Enriquecimiento sin causa. La adjudicación de la vivienda en el proceso de ejecución hipotecaria por un valor inferior al de la deuda, siempre que cubra los límites legales, no supone un enriquecimiento sin causa del banco ni afecta a la supervivencia del remanente de la deuda no satisfecha.

Sentencia del Tribunal Supremo de 18 de diciembre de 2025 (Dª. RAQUEL BLAZQUEZ MARTIN).

[Ver esta resolución completa en Tirant Prime. https://www.tirantonline.com/tol/documento/show/10842839?index=0&searchtype=substring]

SEGUNDO.- Recurso de casación. Análisis conjunto de los dos motivos. Control de transparencia de la cláusula que contiene la fianza. No concurre una situación de sobregarantía ni hay enriquecimiento sin causa del banco. Desestimación

9.-Por último, aunque el recurso no lo plantea explícitamente (la posibilidad de que el banco se adjudique efectivos inmobiliarios por un importe inferior al de su valor real), debe añadirse que la adjudicación de la vivienda en el proceso de ejecución hipotecaria por un valor inferior al de la deuda, siempre que cubra los límites legales, no supone un enriquecimiento sin causa del banco ni afecta a la supervivencia del remanente de la deuda no satisfecha.
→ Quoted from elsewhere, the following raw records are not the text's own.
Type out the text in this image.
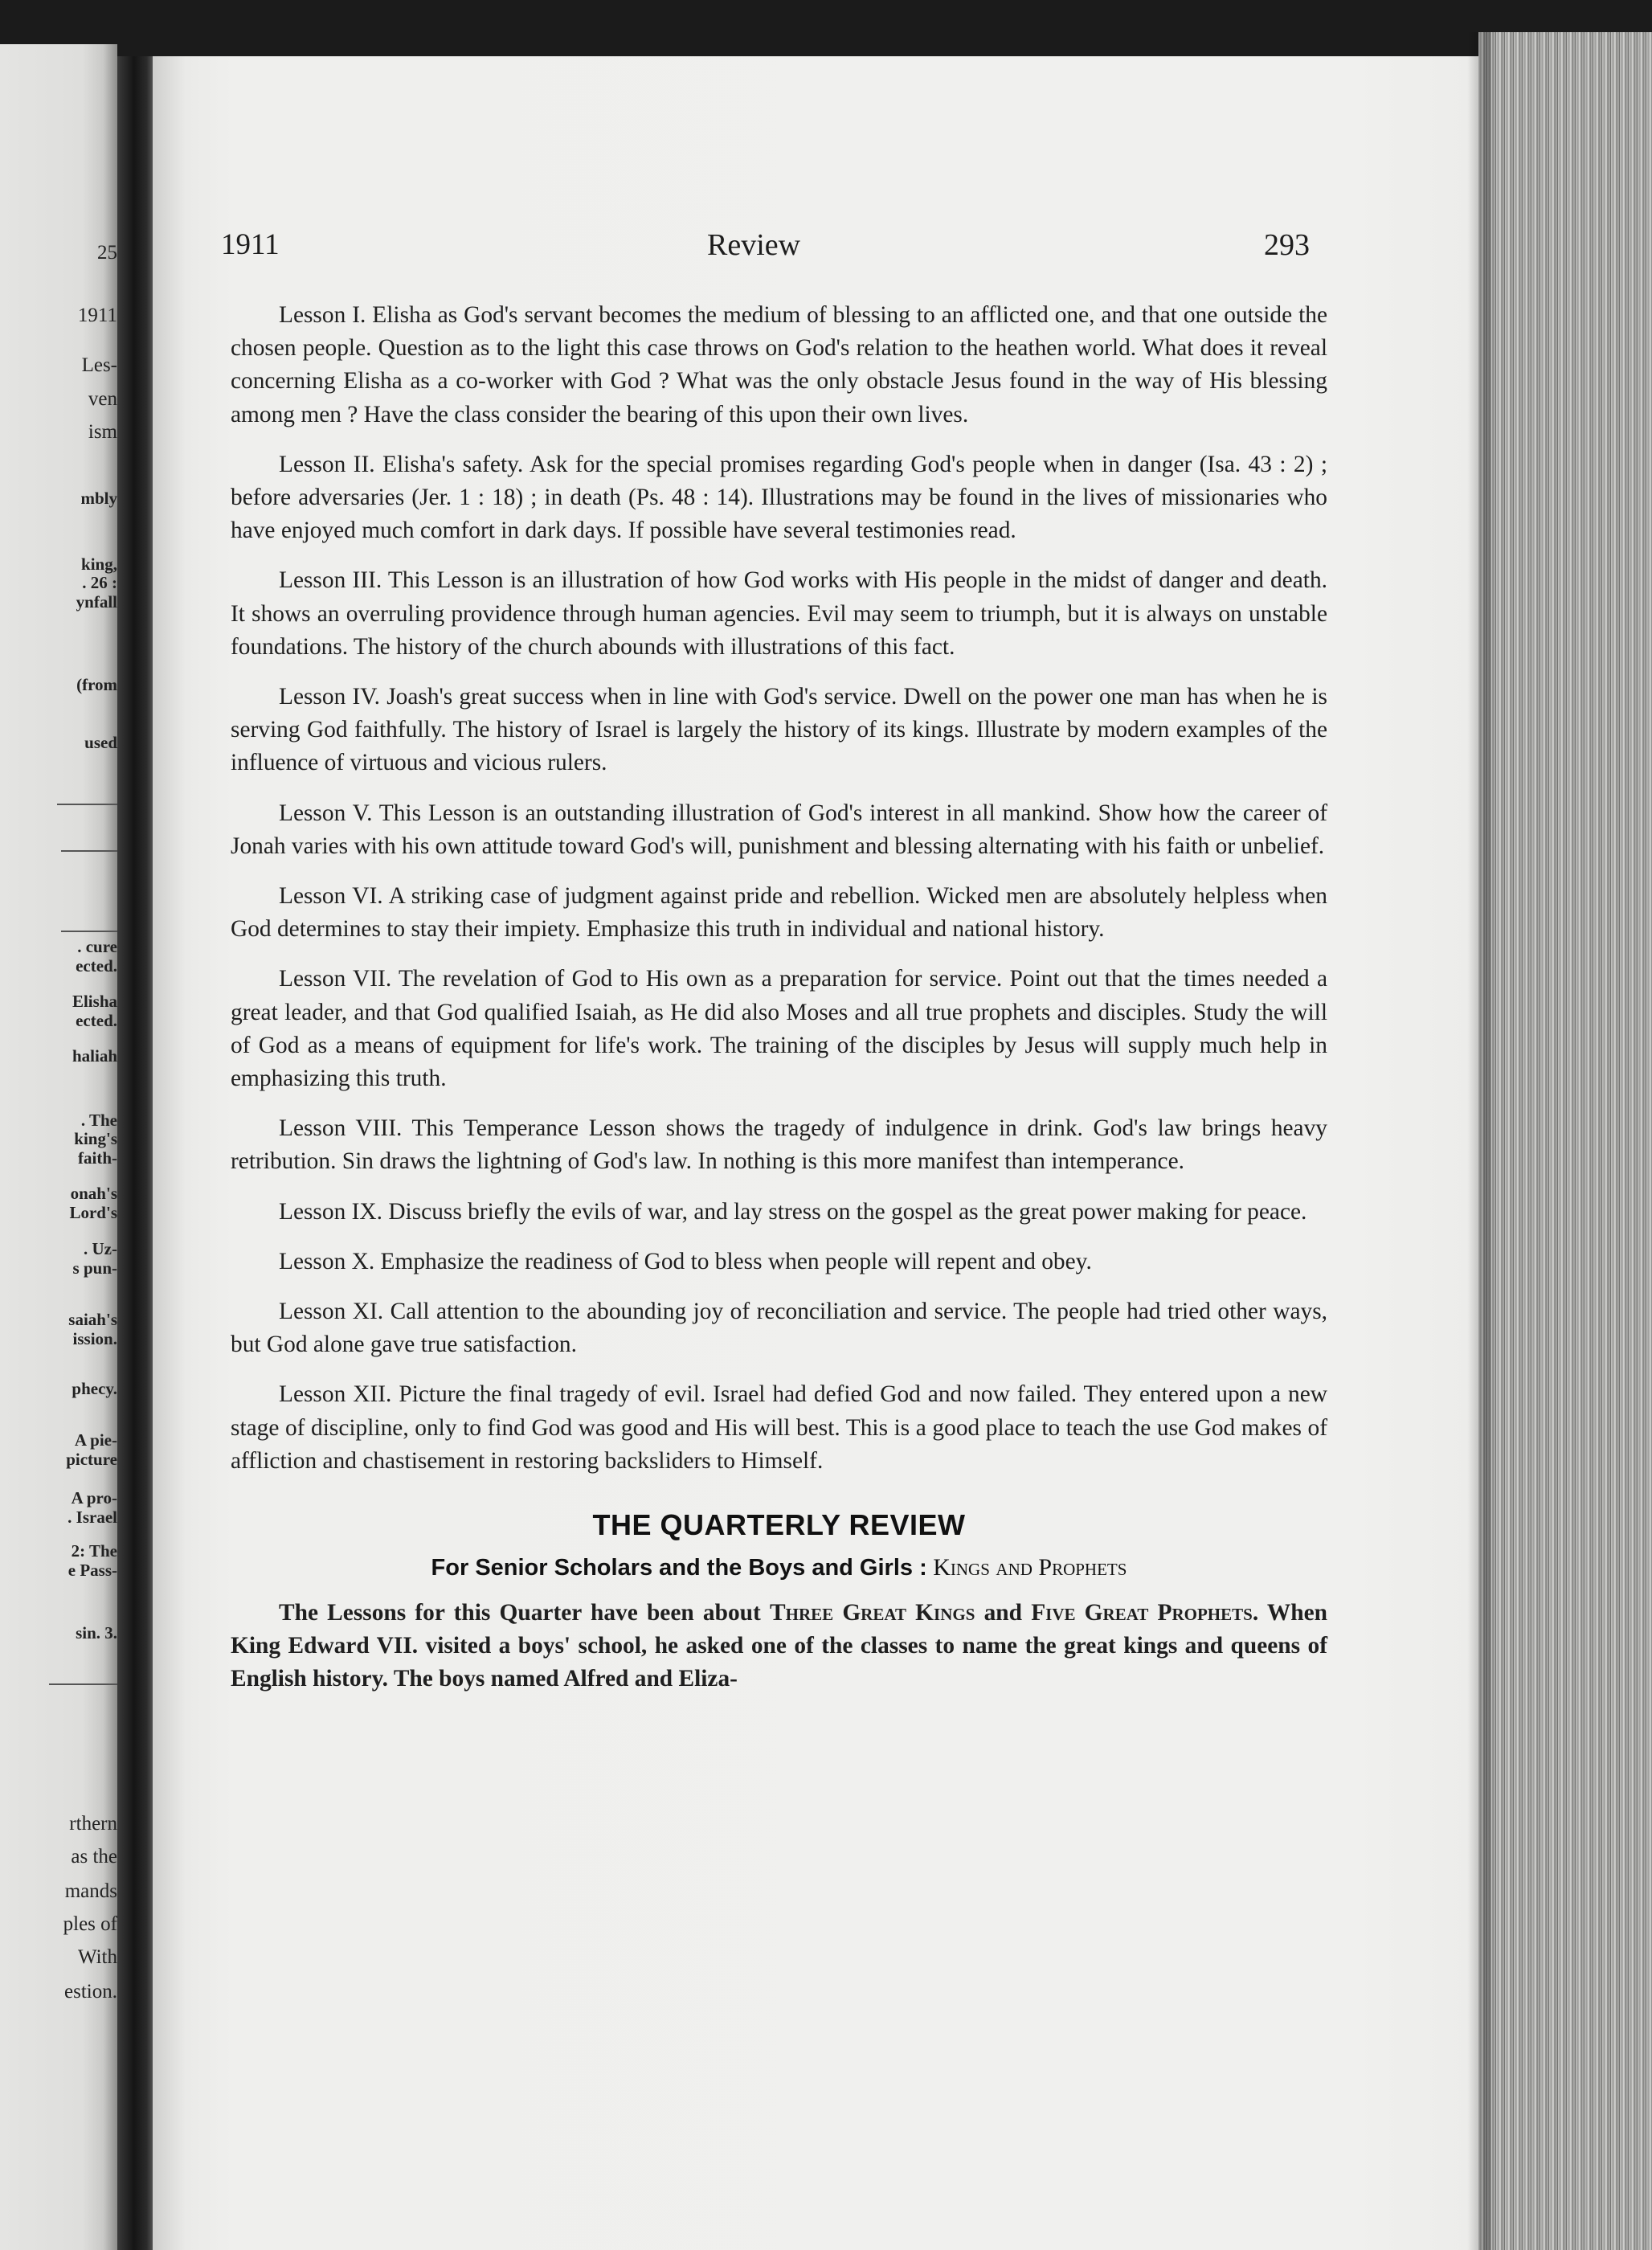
25
1911
Les-
ven
ism
mbly
king,
. 26 :
ynfall
(from
used
. cure
ected.
Elisha
ected.
haliah
. The
king's
faith-
onah's
Lord's
. Uz-
s pun-
saiah's
ission.
phecy.
A pie-
picture
A pro-
. Israel
2: The
e Pass-
sin. 3.
rthern
as the
mands
ples of
With
estion.
1911	Review	293

Lesson I. Elisha as God's servant becomes the medium of blessing to an afflicted one, and that one outside the chosen people. Question as to the light this case throws on God's relation to the heathen world. What does it reveal concerning Elisha as a co-worker with God ? What was the only obstacle Jesus found in the way of His blessing among men ? Have the class consider the bearing of this upon their own lives.

Lesson II. Elisha's safety. Ask for the special promises regarding God's people when in danger (Isa. 43 : 2) ; before adversaries (Jer. 1 : 18) ; in death (Ps. 48 : 14). Illustrations may be found in the lives of missionaries who have enjoyed much comfort in dark days. If possible have several testimonies read.

Lesson III. This Lesson is an illustration of how God works with His people in the midst of danger and death. It shows an overruling providence through human agencies. Evil may seem to triumph, but it is always on unstable foundations. The history of the church abounds with illustrations of this fact.

Lesson IV. Joash's great success when in line with God's service. Dwell on the power one man has when he is serving God faithfully. The history of Israel is largely the history of its kings. Illustrate by modern examples of the influence of virtuous and vicious rulers.

Lesson V. This Lesson is an outstanding illustration of God's interest in all mankind. Show how the career of Jonah varies with his own attitude toward God's will, punishment and blessing alternating with his faith or unbelief.

Lesson VI. A striking case of judgment against pride and rebellion. Wicked men are absolutely helpless when God determines to stay their impiety. Emphasize this truth in individual and national history.

Lesson VII. The revelation of God to His own as a preparation for service. Point out that the times needed a great leader, and that God qualified Isaiah, as He did also Moses and all true prophets and disciples. Study the will of God as a means of equipment for life's work. The training of the disciples by Jesus will supply much help in emphasizing this truth.

Lesson VIII. This Temperance Lesson shows the tragedy of indulgence in drink. God's law brings heavy retribution. Sin draws the lightning of God's law. In nothing is this more manifest than intemperance.

Lesson IX. Discuss briefly the evils of war, and lay stress on the gospel as the great power making for peace.

Lesson X. Emphasize the readiness of God to bless when people will repent and obey.

Lesson XI. Call attention to the abounding joy of reconciliation and service. The people had tried other ways, but God alone gave true satisfaction.

Lesson XII. Picture the final tragedy of evil. Israel had defied God and now failed. They entered upon a new stage of discipline, only to find God was good and His will best. This is a good place to teach the use God makes of affliction and chastisement in restoring backsliders to Himself.

THE QUARTERLY REVIEW
For Senior Scholars and the Boys and Girls : Kings and Prophets

The Lessons for this Quarter have been about Three Great Kings and Five Great Prophets. When King Edward VII. visited a boys' school, he asked one of the classes to name the great kings and queens of English history. The boys named Alfred and Eliza-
La sentencia 1728/2025, de 26 de noviembre, que reitera la doctrina de la sentencia de pleno 1216/2023, de 7 de septiembre, trata esta cuestión y explica:

«iii)De los arts. 1858 CC, 681.1 LEC y 682.2 LEC se desprende la necesaria constancia de determinados extremos en la escritura de constitución de la hipoteca, como requisito para el ejercicio de la acción por la vía del procedimiento de ejecución hipotecaria, y entre ellos, como esencial, la tasación, esto es el precio en que los interesados tasan el bien hipotecado, para que sirva de tipo en la subasta.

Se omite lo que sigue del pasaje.